Ever since its acquisition 15 years ago by Sheikh Mansour bin Zayed al Nahyan, a powerful member of the ruling family of Abu Dhabi, Manchester City Football Club has been the Future.
City has spent billions of dollars to become one of the world’s biggest soccer clubs, but its greatest innovations have come off the field. Although Mansour purchased the club through his private investment fund, the team’s management and finances are inseparable from the political and financial apparatus of Abu Dhabi and the United Arab Emirates, and it offered a model that Qatar (Paris St.-Germain) and Saudi Arabia (Newcastle United) have since followed. Then there was the club structure itself—Mansour didn’t just buy one team; he acquired a dozen clubs on five continents, pioneering an age of consolidation in which local teams are increasingly mere spokes in multi-club conglomerates. And City helped change the way soccer was financed, by selling a major stake in the club to private-equity investors. The Silicon Valley firm Silver Lake now owns 18 percent of City Football Group. (At the same time, the Abu Dhabi sovereign wealth fund has invested billions in Silver Lake.) As I wrote for the magazine last year, oil money, PE, and economic concentration have remade the world’s most popular sport over the last decade-and-a-half. City has been at the vanguard of soccer’s transformation.
But on Monday, that all-conquering business model ran into a wall. The English Premier League, in which City’s men’s team competes, charged the club with more than a hundred rules violations dating back more than a decade. If an independent commission finds City guilty, the club could be docked points in the standings (ruling them out of a title chase this season), stripped of previous trophies, or even kicked out of the league entirely. It’s a moment of reckoning for soccer’s Gilded Age.
The list of alleged transgressions is extensive. The league accused the club of failing to let investigators properly examine its financials. It alleged that the club had kept some of its expenditures off the books by paying a manager via another club Mansour also happened to own. And City allegedly inflated the value of sponsorship deals from UAE-based companies to circumvent rules governing how much money owners can inject into their team. That last one sounds kind of boring, but it’s really the heart of the matter, given that we’re talking about a multi-national entity that now has major private-equity backing. Just last month, Deloitte announced that City had the highest revenues of any soccer club in the world. If an owner who’s effectively a proxy for a nation-state can tap into unlimited funds in such a manner, it challenges the legitimacy of the sport’s entire financial structure.

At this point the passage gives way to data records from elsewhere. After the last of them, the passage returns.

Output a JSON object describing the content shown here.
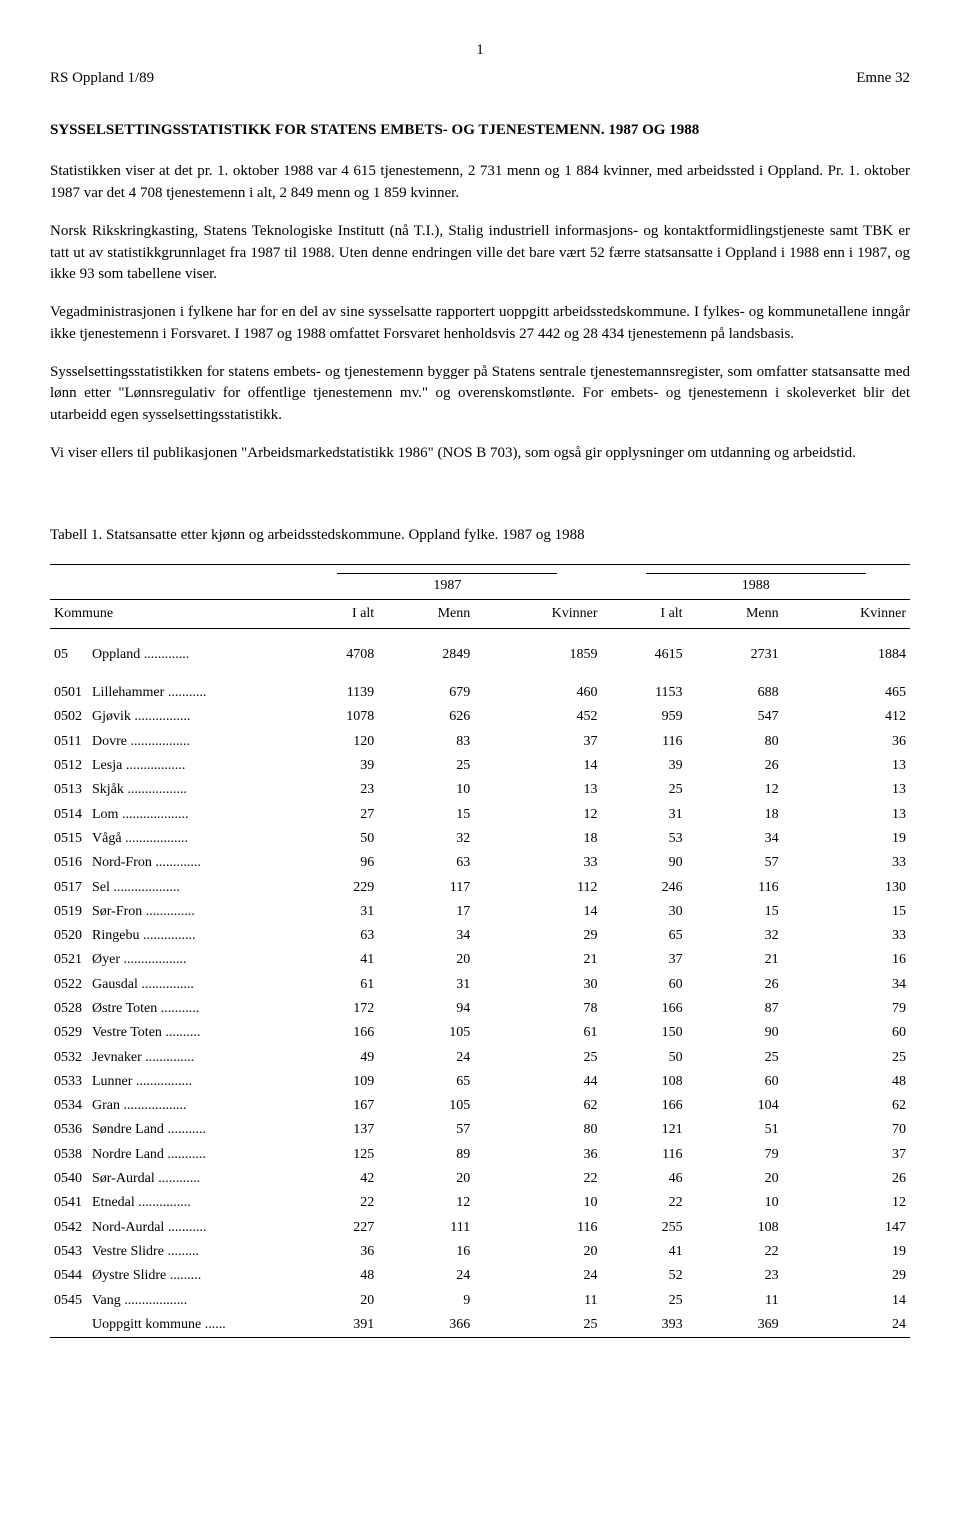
{
  "header": {
    "doc_ref": "RS Oppland 1/89",
    "page_number": "1",
    "topic": "Emne 32"
  },
  "title": "SYSSELSETTINGSSTATISTIKK FOR STATENS EMBETS- OG TJENESTEMENN. 1987 OG 1988",
  "paragraphs": [
    "Statistikken viser at det pr. 1. oktober 1988 var 4 615 tjenestemenn, 2 731 menn og 1 884 kvinner, med arbeidssted i Oppland. Pr. 1. oktober 1987 var det 4 708 tjenestemenn i alt, 2 849 menn og 1 859 kvinner.",
    "Norsk Rikskringkasting, Statens Teknologiske Institutt (nå T.I.), Stalig industriell informasjons- og kontaktformidlingstjeneste samt TBK er tatt ut av statistikkgrunnlaget fra 1987 til 1988. Uten denne endringen ville det bare vært 52 færre statsansatte i Oppland i 1988 enn i 1987, og ikke 93 som tabellene viser.",
    "Vegadministrasjonen i fylkene har for en del av sine sysselsatte rapportert uoppgitt arbeidsstedskommune. I fylkes- og kommunetallene inngår ikke tjenestemenn i Forsvaret. I 1987 og 1988 omfattet Forsvaret henholdsvis 27 442 og 28 434 tjenestemenn på landsbasis.",
    "Sysselsettingsstatistikken for statens embets- og tjenestemenn bygger på Statens sentrale tjenestemannsregister, som omfatter statsansatte med lønn etter \"Lønnsregulativ for offentlige tjenestemenn mv.\" og overenskomstlønte. For embets- og tjenestemenn i skoleverket blir det utarbeidd egen sysselsettingsstatistikk.",
    "Vi viser ellers til publikasjonen \"Arbeidsmarkedstatistikk 1986\" (NOS B 703), som også gir opplysninger om utdanning og arbeidstid."
  ],
  "table": {
    "caption": "Tabell 1. Statsansatte etter kjønn og arbeidsstedskommune. Oppland fylke. 1987 og 1988",
    "year_a": "1987",
    "year_b": "1988",
    "columns": {
      "kommune": "Kommune",
      "ialt": "I alt",
      "menn": "Menn",
      "kvinner": "Kvinner"
    },
    "total_row": {
      "code": "05",
      "name": "Oppland",
      "a_total": "4708",
      "a_menn": "2849",
      "a_kvinner": "1859",
      "b_total": "4615",
      "b_menn": "2731",
      "b_kvinner": "1884"
    },
    "rows": [
      {
        "code": "0501",
        "name": "Lillehammer",
        "a_total": "1139",
        "a_menn": "679",
        "a_kvinner": "460",
        "b_total": "1153",
        "b_menn": "688",
        "b_kvinner": "465"
      },
      {
        "code": "0502",
        "name": "Gjøvik",
        "a_total": "1078",
        "a_menn": "626",
        "a_kvinner": "452",
        "b_total": "959",
        "b_menn": "547",
        "b_kvinner": "412"
      },
      {
        "code": "0511",
        "name": "Dovre",
        "a_total": "120",
        "a_menn": "83",
        "a_kvinner": "37",
        "b_total": "116",
        "b_menn": "80",
        "b_kvinner": "36"
      },
      {
        "code": "0512",
        "name": "Lesja",
        "a_total": "39",
        "a_menn": "25",
        "a_kvinner": "14",
        "b_total": "39",
        "b_menn": "26",
        "b_kvinner": "13"
      },
      {
        "code": "0513",
        "name": "Skjåk",
        "a_total": "23",
        "a_menn": "10",
        "a_kvinner": "13",
        "b_total": "25",
        "b_menn": "12",
        "b_kvinner": "13"
      },
      {
        "code": "0514",
        "name": "Lom",
        "a_total": "27",
        "a_menn": "15",
        "a_kvinner": "12",
        "b_total": "31",
        "b_menn": "18",
        "b_kvinner": "13"
      },
      {
        "code": "0515",
        "name": "Vågå",
        "a_total": "50",
        "a_menn": "32",
        "a_kvinner": "18",
        "b_total": "53",
        "b_menn": "34",
        "b_kvinner": "19"
      },
      {
        "code": "0516",
        "name": "Nord-Fron",
        "a_total": "96",
        "a_menn": "63",
        "a_kvinner": "33",
        "b_total": "90",
        "b_menn": "57",
        "b_kvinner": "33"
      },
      {
        "code": "0517",
        "name": "Sel",
        "a_total": "229",
        "a_menn": "117",
        "a_kvinner": "112",
        "b_total": "246",
        "b_menn": "116",
        "b_kvinner": "130"
      },
      {
        "code": "0519",
        "name": "Sør-Fron",
        "a_total": "31",
        "a_menn": "17",
        "a_kvinner": "14",
        "b_total": "30",
        "b_menn": "15",
        "b_kvinner": "15"
      },
      {
        "code": "0520",
        "name": "Ringebu",
        "a_total": "63",
        "a_menn": "34",
        "a_kvinner": "29",
        "b_total": "65",
        "b_menn": "32",
        "b_kvinner": "33"
      },
      {
        "code": "0521",
        "name": "Øyer",
        "a_total": "41",
        "a_menn": "20",
        "a_kvinner": "21",
        "b_total": "37",
        "b_menn": "21",
        "b_kvinner": "16"
      },
      {
        "code": "0522",
        "name": "Gausdal",
        "a_total": "61",
        "a_menn": "31",
        "a_kvinner": "30",
        "b_total": "60",
        "b_menn": "26",
        "b_kvinner": "34"
      },
      {
        "code": "0528",
        "name": "Østre Toten",
        "a_total": "172",
        "a_menn": "94",
        "a_kvinner": "78",
        "b_total": "166",
        "b_menn": "87",
        "b_kvinner": "79"
      },
      {
        "code": "0529",
        "name": "Vestre Toten",
        "a_total": "166",
        "a_menn": "105",
        "a_kvinner": "61",
        "b_total": "150",
        "b_menn": "90",
        "b_kvinner": "60"
      },
      {
        "code": "0532",
        "name": "Jevnaker",
        "a_total": "49",
        "a_menn": "24",
        "a_kvinner": "25",
        "b_total": "50",
        "b_menn": "25",
        "b_kvinner": "25"
      },
      {
        "code": "0533",
        "name": "Lunner",
        "a_total": "109",
        "a_menn": "65",
        "a_kvinner": "44",
        "b_total": "108",
        "b_menn": "60",
        "b_kvinner": "48"
      },
      {
        "code": "0534",
        "name": "Gran",
        "a_total": "167",
        "a_menn": "105",
        "a_kvinner": "62",
        "b_total": "166",
        "b_menn": "104",
        "b_kvinner": "62"
      },
      {
        "code": "0536",
        "name": "Søndre Land",
        "a_total": "137",
        "a_menn": "57",
        "a_kvinner": "80",
        "b_total": "121",
        "b_menn": "51",
        "b_kvinner": "70"
      },
      {
        "code": "0538",
        "name": "Nordre Land",
        "a_total": "125",
        "a_menn": "89",
        "a_kvinner": "36",
        "b_total": "116",
        "b_menn": "79",
        "b_kvinner": "37"
      },
      {
        "code": "0540",
        "name": "Sør-Aurdal",
        "a_total": "42",
        "a_menn": "20",
        "a_kvinner": "22",
        "b_total": "46",
        "b_menn": "20",
        "b_kvinner": "26"
      },
      {
        "code": "0541",
        "name": "Etnedal",
        "a_total": "22",
        "a_menn": "12",
        "a_kvinner": "10",
        "b_total": "22",
        "b_menn": "10",
        "b_kvinner": "12"
      },
      {
        "code": "0542",
        "name": "Nord-Aurdal",
        "a_total": "227",
        "a_menn": "111",
        "a_kvinner": "116",
        "b_total": "255",
        "b_menn": "108",
        "b_kvinner": "147"
      },
      {
        "code": "0543",
        "name": "Vestre Slidre",
        "a_total": "36",
        "a_menn": "16",
        "a_kvinner": "20",
        "b_total": "41",
        "b_menn": "22",
        "b_kvinner": "19"
      },
      {
        "code": "0544",
        "name": "Øystre Slidre",
        "a_total": "48",
        "a_menn": "24",
        "a_kvinner": "24",
        "b_total": "52",
        "b_menn": "23",
        "b_kvinner": "29"
      },
      {
        "code": "0545",
        "name": "Vang",
        "a_total": "20",
        "a_menn": "9",
        "a_kvinner": "11",
        "b_total": "25",
        "b_menn": "11",
        "b_kvinner": "14"
      },
      {
        "code": "",
        "name": "Uoppgitt kommune",
        "a_total": "391",
        "a_menn": "366",
        "a_kvinner": "25",
        "b_total": "393",
        "b_menn": "369",
        "b_kvinner": "24"
      }
    ]
  }
}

City, which has denied any wrongdoing, issued a statement saying that “it welcomes the review of this matter by an independent Commission, to impartially consider the comprehensive body of irrefutable evidence that exists in support of its position.”
Club statement
— Manchester City (@ManCity) February 6, 2023
The current fight dates back to 2018, when Der Spiegel published a sweeping expose of Manchester City’s finances based on a trove of documents obtained by a Portuguese hacker—soccer’s version of Wikileaks. The leaks were a glimpse not just at City’s books, but its theory of power. In one leaked exchange, as reported by The Guardian, a lawyer for the club recounted its chairman’s assertion that rather than pay a fine to UEFA, the sport’s European governing body, for exceeding spending limits, “He would rather spend 30 million on the 50 best lawyers in the world to sue [UEFA] for the next 10 years.” Being able to spend with impunity was a principle worth going to the mattresses over.
Based on those leaks, UEFA banned the club in 2020 from competing in the continent’s most lucrative competition, the Champions League, for two seasons. City appealed the decision and managed to get the penalty thrown out by the Court of Arbitration for Sport (the preeminent adjudication panel for international athletics). CAS concluded that there “was a legitimate basis to prosecute MCFC,” but accepted the club’s argument that the statute of limitations had passed. The Premier League, though, has no such statute of limitations. The Monday announcement is sort of the sporting equivalent of someone being pardoned by Donald Trump only to get indicted by Tish James.
The current, plutocratic era of European men’s soccer has been defined by a kind of regulatory capture. In sports as in all else, the biggest clubs can afford to pay fines or expensive lawyers to keep doing business as they please. What’s $10 million if you’re a nation state? In threatening to hold the club to account for alleged transgressions by going after the one thing Manchester City treasures about all else—the image and prestige it bought—the Premier League is trying to regain some control over the sport’s growth, and send a message about who’s in charge. But if the favorite club of Abu Dhabi manages to wriggle its way out of this jam, it just might send a different signal instead.